[Seminar] The Informatics Philharmonic
■ 호스트: 김선 교수 (x7280, 02-880-7280)
■ 문의: 생물정보 및 생명정보 연구실, 안홍렬 (x1784)
I will discuss and demonstrate my musical accompaniment system, the Informatics Philharmonic, which plays an orchestral accompaniment that listens to, follows, and learns from a live soloist. The system is formed of three interacting components: Listen, Predict, and Play. The Listen component uses a hidden Markov model that performs an ongoing match between the incoming audio data from the soloist and the musical score, which is known to the system. The system periodically detects that notes have occurred, treating these as observed variables in the Predict component --- a Kalman-filter-like model that governs the musical timing of the performance. Using this model, the system predicts when future accompaniment events will occur and schedules them accordingly. The Play component generates the outgoing audio by performing time stretching on a prerecorded orchestral accompaniment. This component is driven by the accompaniment times resulting from the Predict model, foll owed like a trail of breadcrumbs, which are continually changing as the model acquires new information. The Predict component is trained through a series of rehearsals to anticipate and better follow the soloist's expressive gestures and tempo changes. The talk includes a live demonstration of the system with myself playing the oboe on some short pieces or excerpts. I will also show a video that demonstrates the way the system reasons in real-time, continually setting a future course and modifying the course as the soloist plays.

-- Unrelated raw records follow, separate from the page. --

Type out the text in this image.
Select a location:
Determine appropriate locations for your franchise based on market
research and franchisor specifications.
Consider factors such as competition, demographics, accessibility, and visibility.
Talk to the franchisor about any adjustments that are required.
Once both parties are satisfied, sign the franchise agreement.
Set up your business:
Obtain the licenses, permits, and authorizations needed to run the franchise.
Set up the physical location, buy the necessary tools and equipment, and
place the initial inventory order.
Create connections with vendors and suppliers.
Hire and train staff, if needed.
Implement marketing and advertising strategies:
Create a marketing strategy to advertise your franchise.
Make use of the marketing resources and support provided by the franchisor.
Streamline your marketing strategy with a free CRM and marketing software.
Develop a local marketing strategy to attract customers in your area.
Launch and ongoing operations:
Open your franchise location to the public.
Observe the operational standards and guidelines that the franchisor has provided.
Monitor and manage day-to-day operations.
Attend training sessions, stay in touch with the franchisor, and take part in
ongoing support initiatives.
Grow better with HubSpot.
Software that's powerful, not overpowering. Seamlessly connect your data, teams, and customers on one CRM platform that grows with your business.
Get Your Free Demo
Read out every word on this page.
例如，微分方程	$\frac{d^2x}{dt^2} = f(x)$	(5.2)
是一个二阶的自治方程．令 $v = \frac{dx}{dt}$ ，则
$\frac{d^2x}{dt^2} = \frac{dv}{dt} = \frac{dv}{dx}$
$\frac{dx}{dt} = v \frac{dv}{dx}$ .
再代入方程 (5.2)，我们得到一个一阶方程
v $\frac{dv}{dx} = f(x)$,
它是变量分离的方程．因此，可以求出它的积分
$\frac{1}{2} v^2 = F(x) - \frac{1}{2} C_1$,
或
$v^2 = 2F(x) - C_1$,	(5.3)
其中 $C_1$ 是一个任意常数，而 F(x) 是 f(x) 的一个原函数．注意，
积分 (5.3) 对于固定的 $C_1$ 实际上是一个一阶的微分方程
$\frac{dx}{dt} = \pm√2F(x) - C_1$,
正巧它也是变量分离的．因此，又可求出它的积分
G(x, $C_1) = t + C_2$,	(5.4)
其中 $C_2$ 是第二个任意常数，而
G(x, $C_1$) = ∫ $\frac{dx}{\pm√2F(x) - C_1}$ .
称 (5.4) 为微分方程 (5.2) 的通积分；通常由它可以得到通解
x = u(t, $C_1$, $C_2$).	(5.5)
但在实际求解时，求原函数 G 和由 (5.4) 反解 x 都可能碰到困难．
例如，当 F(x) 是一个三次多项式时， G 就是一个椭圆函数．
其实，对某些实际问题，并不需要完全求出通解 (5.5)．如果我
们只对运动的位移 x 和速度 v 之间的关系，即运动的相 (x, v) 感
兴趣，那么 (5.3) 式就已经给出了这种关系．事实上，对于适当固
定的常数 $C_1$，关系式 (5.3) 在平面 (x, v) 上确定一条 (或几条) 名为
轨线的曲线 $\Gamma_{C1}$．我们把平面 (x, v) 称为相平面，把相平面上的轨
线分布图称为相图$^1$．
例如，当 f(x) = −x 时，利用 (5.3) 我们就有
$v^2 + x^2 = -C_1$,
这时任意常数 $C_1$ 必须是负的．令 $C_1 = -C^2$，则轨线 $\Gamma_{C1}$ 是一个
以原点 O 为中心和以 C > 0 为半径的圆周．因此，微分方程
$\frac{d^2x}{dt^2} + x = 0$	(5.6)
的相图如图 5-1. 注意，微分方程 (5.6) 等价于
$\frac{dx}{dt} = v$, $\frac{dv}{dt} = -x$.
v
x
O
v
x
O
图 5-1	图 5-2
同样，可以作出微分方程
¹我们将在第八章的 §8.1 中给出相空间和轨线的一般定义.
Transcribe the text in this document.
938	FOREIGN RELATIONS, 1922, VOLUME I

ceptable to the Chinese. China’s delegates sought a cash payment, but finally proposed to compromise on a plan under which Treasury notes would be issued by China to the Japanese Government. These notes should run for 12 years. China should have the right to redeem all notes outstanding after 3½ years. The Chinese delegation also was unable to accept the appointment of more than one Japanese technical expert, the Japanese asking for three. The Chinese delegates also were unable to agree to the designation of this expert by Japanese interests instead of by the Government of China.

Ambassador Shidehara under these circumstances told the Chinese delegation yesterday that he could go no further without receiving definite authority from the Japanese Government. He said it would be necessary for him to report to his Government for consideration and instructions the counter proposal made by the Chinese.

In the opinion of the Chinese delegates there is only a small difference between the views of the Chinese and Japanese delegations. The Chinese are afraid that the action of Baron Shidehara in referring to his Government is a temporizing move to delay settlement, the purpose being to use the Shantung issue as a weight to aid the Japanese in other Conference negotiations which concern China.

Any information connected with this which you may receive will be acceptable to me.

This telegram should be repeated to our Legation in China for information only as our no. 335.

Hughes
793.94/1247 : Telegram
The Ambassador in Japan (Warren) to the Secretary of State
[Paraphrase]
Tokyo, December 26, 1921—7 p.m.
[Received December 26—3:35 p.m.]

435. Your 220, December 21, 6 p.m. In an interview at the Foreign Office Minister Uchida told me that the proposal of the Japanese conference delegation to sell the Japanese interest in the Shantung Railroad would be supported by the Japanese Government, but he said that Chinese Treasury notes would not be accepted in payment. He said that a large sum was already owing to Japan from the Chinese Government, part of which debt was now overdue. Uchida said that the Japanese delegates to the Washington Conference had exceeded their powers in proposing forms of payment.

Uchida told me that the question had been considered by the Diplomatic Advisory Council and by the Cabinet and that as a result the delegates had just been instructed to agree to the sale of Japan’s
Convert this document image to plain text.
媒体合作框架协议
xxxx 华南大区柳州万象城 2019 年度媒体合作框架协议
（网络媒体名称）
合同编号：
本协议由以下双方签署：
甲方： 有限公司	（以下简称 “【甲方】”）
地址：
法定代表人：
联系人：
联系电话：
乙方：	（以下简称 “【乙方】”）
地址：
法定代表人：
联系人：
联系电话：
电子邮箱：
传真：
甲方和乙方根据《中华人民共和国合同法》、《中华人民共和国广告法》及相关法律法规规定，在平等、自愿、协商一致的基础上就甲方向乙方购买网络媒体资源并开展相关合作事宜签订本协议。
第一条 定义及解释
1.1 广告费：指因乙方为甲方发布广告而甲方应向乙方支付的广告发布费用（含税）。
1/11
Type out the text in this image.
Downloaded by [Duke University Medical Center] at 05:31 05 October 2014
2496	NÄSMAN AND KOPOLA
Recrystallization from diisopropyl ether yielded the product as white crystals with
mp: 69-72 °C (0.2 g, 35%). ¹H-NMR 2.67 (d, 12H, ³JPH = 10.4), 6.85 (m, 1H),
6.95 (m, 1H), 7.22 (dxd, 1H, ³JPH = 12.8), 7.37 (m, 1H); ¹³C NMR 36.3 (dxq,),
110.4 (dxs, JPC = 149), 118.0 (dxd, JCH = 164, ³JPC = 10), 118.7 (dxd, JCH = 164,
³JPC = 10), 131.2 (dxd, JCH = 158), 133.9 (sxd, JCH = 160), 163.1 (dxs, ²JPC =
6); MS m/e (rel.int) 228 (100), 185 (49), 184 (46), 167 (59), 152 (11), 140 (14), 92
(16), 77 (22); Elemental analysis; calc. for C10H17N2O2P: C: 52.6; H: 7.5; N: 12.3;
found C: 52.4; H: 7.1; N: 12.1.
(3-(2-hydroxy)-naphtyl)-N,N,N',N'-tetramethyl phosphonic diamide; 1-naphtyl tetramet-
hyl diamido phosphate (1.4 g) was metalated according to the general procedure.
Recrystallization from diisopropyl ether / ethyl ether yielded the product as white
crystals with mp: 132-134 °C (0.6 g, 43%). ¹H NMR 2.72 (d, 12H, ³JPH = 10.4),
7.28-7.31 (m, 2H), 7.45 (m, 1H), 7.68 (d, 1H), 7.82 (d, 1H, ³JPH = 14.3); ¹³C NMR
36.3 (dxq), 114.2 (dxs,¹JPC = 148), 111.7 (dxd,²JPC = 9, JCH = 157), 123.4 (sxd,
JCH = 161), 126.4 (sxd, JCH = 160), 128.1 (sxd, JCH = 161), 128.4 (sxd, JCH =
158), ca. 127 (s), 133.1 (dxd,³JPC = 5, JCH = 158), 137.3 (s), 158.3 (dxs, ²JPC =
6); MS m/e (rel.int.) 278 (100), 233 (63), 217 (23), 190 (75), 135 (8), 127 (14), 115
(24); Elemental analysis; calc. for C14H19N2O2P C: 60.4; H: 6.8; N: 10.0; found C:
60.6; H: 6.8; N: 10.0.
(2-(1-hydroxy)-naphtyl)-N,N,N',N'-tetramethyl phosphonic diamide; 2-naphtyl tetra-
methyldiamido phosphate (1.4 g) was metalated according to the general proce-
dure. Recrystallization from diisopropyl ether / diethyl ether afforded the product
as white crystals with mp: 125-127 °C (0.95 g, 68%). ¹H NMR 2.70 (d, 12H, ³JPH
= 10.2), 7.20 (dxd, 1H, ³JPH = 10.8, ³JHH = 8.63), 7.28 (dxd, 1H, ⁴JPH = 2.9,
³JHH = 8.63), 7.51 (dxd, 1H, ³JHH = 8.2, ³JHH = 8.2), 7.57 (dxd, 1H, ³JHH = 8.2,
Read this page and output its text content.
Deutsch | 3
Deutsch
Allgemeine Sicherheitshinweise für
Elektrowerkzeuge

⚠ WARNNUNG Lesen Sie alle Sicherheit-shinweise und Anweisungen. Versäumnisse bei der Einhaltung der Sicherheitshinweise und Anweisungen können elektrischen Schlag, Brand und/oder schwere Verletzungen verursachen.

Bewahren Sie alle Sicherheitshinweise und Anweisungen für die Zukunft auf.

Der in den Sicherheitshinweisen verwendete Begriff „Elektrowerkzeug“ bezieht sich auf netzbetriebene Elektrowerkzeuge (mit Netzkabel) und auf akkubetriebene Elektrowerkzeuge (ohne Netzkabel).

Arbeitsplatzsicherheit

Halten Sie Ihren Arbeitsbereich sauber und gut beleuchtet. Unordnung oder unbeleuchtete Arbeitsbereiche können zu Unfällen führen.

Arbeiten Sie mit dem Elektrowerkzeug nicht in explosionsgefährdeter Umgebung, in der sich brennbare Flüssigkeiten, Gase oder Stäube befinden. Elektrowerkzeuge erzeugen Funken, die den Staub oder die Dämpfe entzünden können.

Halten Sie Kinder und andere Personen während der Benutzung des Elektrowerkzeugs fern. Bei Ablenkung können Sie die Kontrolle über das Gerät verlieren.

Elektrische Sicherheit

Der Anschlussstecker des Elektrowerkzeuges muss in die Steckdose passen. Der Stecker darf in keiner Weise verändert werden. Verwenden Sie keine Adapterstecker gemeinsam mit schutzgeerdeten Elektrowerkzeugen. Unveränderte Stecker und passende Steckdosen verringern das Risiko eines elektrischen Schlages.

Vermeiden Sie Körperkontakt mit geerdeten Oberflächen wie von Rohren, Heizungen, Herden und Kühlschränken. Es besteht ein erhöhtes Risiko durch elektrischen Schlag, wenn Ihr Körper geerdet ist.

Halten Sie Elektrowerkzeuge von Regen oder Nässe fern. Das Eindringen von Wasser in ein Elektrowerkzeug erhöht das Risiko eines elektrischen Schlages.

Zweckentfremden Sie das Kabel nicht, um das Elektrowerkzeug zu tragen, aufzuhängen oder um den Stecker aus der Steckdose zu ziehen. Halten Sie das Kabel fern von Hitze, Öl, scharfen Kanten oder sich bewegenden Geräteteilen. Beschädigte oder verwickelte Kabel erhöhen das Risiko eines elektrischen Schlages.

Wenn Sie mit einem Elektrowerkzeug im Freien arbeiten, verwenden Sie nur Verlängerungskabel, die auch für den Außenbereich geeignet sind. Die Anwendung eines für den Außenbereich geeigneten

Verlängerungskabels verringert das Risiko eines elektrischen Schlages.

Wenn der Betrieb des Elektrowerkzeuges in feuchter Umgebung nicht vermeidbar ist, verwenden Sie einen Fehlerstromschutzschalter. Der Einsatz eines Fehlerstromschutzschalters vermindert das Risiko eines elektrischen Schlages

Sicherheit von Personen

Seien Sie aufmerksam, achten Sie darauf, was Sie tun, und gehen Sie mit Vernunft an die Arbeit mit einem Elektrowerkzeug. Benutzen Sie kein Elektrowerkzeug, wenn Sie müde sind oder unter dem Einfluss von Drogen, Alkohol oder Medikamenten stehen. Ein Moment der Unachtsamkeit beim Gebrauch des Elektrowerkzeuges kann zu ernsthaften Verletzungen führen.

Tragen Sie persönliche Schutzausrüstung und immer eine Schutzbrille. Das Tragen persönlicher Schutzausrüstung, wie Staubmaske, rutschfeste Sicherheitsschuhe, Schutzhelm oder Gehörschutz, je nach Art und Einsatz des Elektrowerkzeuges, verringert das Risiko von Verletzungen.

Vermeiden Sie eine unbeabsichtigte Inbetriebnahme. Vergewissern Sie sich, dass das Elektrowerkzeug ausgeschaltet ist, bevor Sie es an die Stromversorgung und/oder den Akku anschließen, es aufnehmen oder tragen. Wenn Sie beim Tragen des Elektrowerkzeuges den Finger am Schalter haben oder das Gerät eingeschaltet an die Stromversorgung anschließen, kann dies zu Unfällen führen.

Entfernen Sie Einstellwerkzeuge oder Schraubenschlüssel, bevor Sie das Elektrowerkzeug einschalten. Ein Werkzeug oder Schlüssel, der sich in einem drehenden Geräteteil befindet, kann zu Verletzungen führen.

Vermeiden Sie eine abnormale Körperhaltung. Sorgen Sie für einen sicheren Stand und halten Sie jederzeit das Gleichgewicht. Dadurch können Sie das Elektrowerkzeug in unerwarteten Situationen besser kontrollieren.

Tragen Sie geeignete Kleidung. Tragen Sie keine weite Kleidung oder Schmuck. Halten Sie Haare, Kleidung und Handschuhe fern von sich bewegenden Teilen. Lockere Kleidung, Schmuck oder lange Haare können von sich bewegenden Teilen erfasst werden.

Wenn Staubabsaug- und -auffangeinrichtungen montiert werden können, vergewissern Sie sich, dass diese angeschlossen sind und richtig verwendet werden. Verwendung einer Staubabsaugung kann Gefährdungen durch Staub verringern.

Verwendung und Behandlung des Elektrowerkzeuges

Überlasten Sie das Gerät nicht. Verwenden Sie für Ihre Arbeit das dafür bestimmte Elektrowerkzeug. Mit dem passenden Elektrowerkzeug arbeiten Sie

Christopher Raphael is a professor of computer science in the School of Informatics and Computing at Indiana University, where he heads the Music Informatics program. He received his PhD in Applied Mathematics from Brown University and worked in speech and language processing at BBN before beginning his academic career. His research interests include probabilistic modelling, belief networks, and reasoning under uncertainty, with a strong focus on applications. These include recognition problems such as audio recognition, optical music recognition, as well as the modelling of musical structure and expression. Before beginning his academic career he was a professional oboist. He appeared as soloist with the San Francisco Symphony, was a fellow at Tanglewood, and soloed with the Santa Cruz Symphony on several occasions. His academic career has been driven by the goal to combine these scientific and musical interests in various ways.